Common Pitfalls & How I Fixed Them
I remember a week ago my Kannel instance would start, but no SMS went through. The culprit turned out to be a stray comma in the SMPP section of kannel.conf. Kannel silently logged “parse error” and dropped the connection.
1. Missing dependencies – Running apt install again after adding kannel-tools often fixes “sendsms: command not found”.
2. Firewall blocks – On many cloud hosts, you must open 13000/2775 in both inbound and outbound rules.
3. Permissions on /var/log/kannel/ – If logs aren’t writing, run sudo chown -R kannel:kannel /var/log/kannel.

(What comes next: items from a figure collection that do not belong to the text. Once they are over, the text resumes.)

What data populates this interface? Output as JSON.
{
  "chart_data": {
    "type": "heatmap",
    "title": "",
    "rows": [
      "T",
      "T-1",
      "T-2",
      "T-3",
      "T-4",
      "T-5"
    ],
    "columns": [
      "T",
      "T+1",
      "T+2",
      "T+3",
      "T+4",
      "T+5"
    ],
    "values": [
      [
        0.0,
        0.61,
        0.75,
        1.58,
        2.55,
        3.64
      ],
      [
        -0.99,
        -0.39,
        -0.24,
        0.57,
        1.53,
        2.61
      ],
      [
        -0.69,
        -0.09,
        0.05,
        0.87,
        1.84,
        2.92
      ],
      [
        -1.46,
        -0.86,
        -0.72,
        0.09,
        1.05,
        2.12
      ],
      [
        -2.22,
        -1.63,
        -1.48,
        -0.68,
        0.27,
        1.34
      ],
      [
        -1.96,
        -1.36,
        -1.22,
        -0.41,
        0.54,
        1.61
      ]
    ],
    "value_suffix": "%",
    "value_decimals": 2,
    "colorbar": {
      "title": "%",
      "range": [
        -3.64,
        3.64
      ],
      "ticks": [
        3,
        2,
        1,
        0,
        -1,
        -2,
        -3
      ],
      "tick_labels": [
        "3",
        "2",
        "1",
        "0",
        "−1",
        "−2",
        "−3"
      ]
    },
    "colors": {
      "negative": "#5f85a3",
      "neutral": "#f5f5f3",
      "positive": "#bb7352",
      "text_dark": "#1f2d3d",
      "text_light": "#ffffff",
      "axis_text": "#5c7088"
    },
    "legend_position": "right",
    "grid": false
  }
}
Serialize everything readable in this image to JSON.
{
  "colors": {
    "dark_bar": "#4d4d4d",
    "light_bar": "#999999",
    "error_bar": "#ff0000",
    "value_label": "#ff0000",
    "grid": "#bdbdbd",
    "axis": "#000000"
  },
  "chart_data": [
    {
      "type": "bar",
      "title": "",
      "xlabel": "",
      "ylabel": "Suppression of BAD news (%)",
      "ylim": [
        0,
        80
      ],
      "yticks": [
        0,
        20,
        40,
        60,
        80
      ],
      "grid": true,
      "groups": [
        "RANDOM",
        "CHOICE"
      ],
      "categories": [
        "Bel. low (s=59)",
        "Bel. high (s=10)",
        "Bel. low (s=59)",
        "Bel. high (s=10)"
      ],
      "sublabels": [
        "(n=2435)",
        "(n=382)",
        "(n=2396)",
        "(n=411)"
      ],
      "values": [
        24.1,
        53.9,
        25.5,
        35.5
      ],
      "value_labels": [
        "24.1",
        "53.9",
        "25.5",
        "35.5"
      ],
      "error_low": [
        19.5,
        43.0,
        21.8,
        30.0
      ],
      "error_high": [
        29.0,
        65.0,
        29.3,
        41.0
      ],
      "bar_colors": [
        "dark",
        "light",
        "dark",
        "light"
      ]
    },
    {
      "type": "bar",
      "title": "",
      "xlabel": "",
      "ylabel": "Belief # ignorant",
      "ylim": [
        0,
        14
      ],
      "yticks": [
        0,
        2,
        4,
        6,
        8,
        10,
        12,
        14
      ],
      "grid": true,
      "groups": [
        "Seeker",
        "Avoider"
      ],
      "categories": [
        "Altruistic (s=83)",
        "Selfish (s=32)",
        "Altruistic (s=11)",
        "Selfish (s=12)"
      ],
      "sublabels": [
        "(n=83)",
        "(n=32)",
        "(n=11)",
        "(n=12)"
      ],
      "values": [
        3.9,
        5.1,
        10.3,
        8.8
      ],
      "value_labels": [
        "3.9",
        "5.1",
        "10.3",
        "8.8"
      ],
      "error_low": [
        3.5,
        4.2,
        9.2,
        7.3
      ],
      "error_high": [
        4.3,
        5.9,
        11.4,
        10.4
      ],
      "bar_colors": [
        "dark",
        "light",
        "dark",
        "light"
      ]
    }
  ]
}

4. Wrong SMPP version – Some carriers require v3.4; set smpp-version = 3_4 in the smsc section.
Going Further
If you need to route messages through multiple carriers or add advanced features like message queuing, look into Kannel’s smsbox and kqueue modules. They’re a bit more involved but give you full control over delivery status and retries.
For those who want isolation, running Kannel in Docker is straightforward:
docker run -d --name kannel \ -p 13000:13000 -p 2775:2775 \ -v /path/to/kannel.conf:/etc/kannel/kannel.conf \ boundlessgeo/kannel
Just replace the volume path with your actual config. Docker keeps the host untouched, which is handy for testing.